Test-Retest Reliability — An evaluation of reliability based on the correlation between scores on two

administrations of the same form to the same group of people. Because the items remain unchanged,

the selection of items is not included as a source of inconsistency. See Error, Reliability, Variance.

Compare Alternate Form Reliability.

Timeliness — The degree to which a product or service is delivered to its recipient within a

predeﬁned schedule.

Trait Scoring — A synonym for Analytic Scoring. See Analytic Scoring. Compare Holistic Scoring.

True Score — In theory, the average of the scores the test taker would have earned on all possible

forms of the test (scored by all possible qualiﬁed raters, etc.). Generally not a score that is actually

possible on a single administration of the test. See Alternate Form, Reliability, Standard Error of

Measurement. Compare Observed Score.

User — Individual or institution making decisions on the basis of test scores.

ETS Standards

Validity — The extent to which the interpretations of scores, the claims made about test takers, and

inferences and actions made on the basis of a set of scores are appropriate and justiﬁed by evidence.

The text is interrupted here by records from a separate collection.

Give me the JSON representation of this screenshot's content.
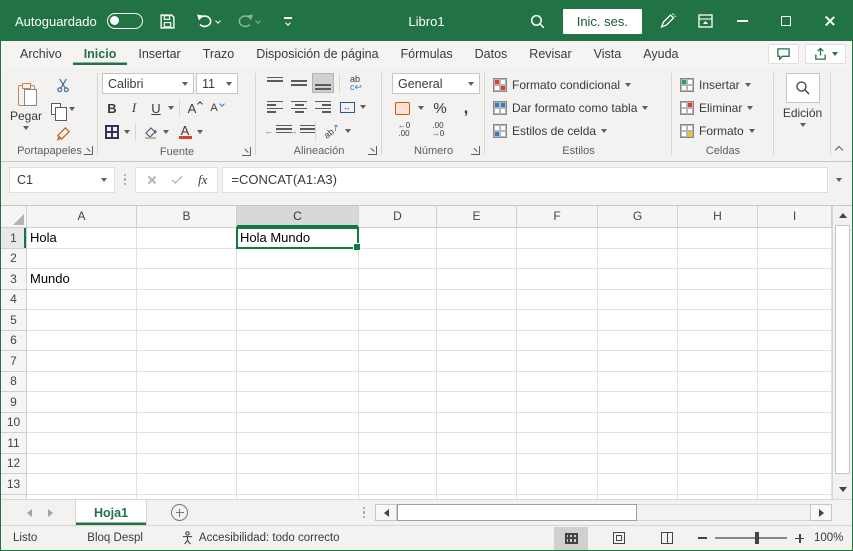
{
  "titlebar": {
    "autosave_label": "Autoguardado",
    "title": "Libro1",
    "signin_label": "Inic. ses."
  },
  "tabs": {
    "items": [
      "Archivo",
      "Inicio",
      "Insertar",
      "Trazo",
      "Disposición de página",
      "Fórmulas",
      "Datos",
      "Revisar",
      "Vista",
      "Ayuda"
    ],
    "active": "Inicio"
  },
  "ribbon": {
    "clipboard": {
      "label": "Portapapeles",
      "paste": "Pegar"
    },
    "font": {
      "label": "Fuente",
      "family": "Calibri",
      "size": "11",
      "bold": "B",
      "italic": "I",
      "underline": "U",
      "a": "A"
    },
    "alignment": {
      "label": "Alineación",
      "wrap_glyph": "ab",
      "orient_glyph": "ab"
    },
    "number": {
      "label": "Número",
      "format": "General",
      "percent": "%",
      "comma": ",",
      "inc_decimal_glyph": "←0 .00",
      "dec_decimal_glyph": ".00 →0"
    },
    "styles": {
      "label": "Estilos",
      "buttons": [
        "Formato condicional",
        "Dar formato como tabla",
        "Estilos de celda"
      ]
    },
    "cells": {
      "label": "Celdas",
      "buttons": [
        "Insertar",
        "Eliminar",
        "Formato"
      ]
    },
    "editing": {
      "label": "Edición"
    }
  },
  "formula_bar": {
    "name_box": "C1",
    "fx": "fx",
    "formula": "=CONCAT(A1:A3)"
  },
  "grid": {
    "columns": [
      "A",
      "B",
      "C",
      "D",
      "E",
      "F",
      "G",
      "H",
      "I"
    ],
    "row_count": 14,
    "cells": {
      "A1": "Hola",
      "A3": "Mundo",
      "C1": "Hola Mundo"
    },
    "selected_cell": "C1",
    "selected_column": "C",
    "selected_row": 1
  },
  "sheet_bar": {
    "active_sheet": "Hoja1"
  },
  "status_bar": {
    "mode": "Listo",
    "scroll_lock": "Bloq Despl",
    "accessibility": "Accesibilidad: todo correcto",
    "zoom_level": "100%"
  },
  "colors": {
    "excel_green": "#217346",
    "selection_green": "#107C41"
  }
}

Validity refers to how the scores are used rather than to the test itself. Validity is a uniﬁed concept, but

several aspects of validity evidence are often distinguished. Compare Construct Validity, Content

Validity, Criterion-Related Validity.

Validity Argument — A coherent and rational compilation of evidence designed to convey all of the

relevant information available to a program concerning the validity of a test’s scores for a particular

purpose. See Validity.

Variable — An attribute that can take on diﬀerent values, such as a person’s test score, grade point

average, height, age, etc.

Variance — A statistic that indicates the amount of variation in a set of scores, expressed in units that

are the square of the units the scores are expressed in. The square root of the variance is the Standard

Deviation. See Standard Deviation.

Weighting — (1) Specifying the relative contribution of each score, when two or more scores are

combined to form a composite score. See Composite Score. (2) Computing statistics in a way that

gives some test takers greater inﬂuence than others, usually for the purpose of estimating the statistics

in some other group of test takers (i.e., other than the group for which data are available). A common

use of weighting is to make a sample of test takers more accurately represent a population. See

Population, Sample.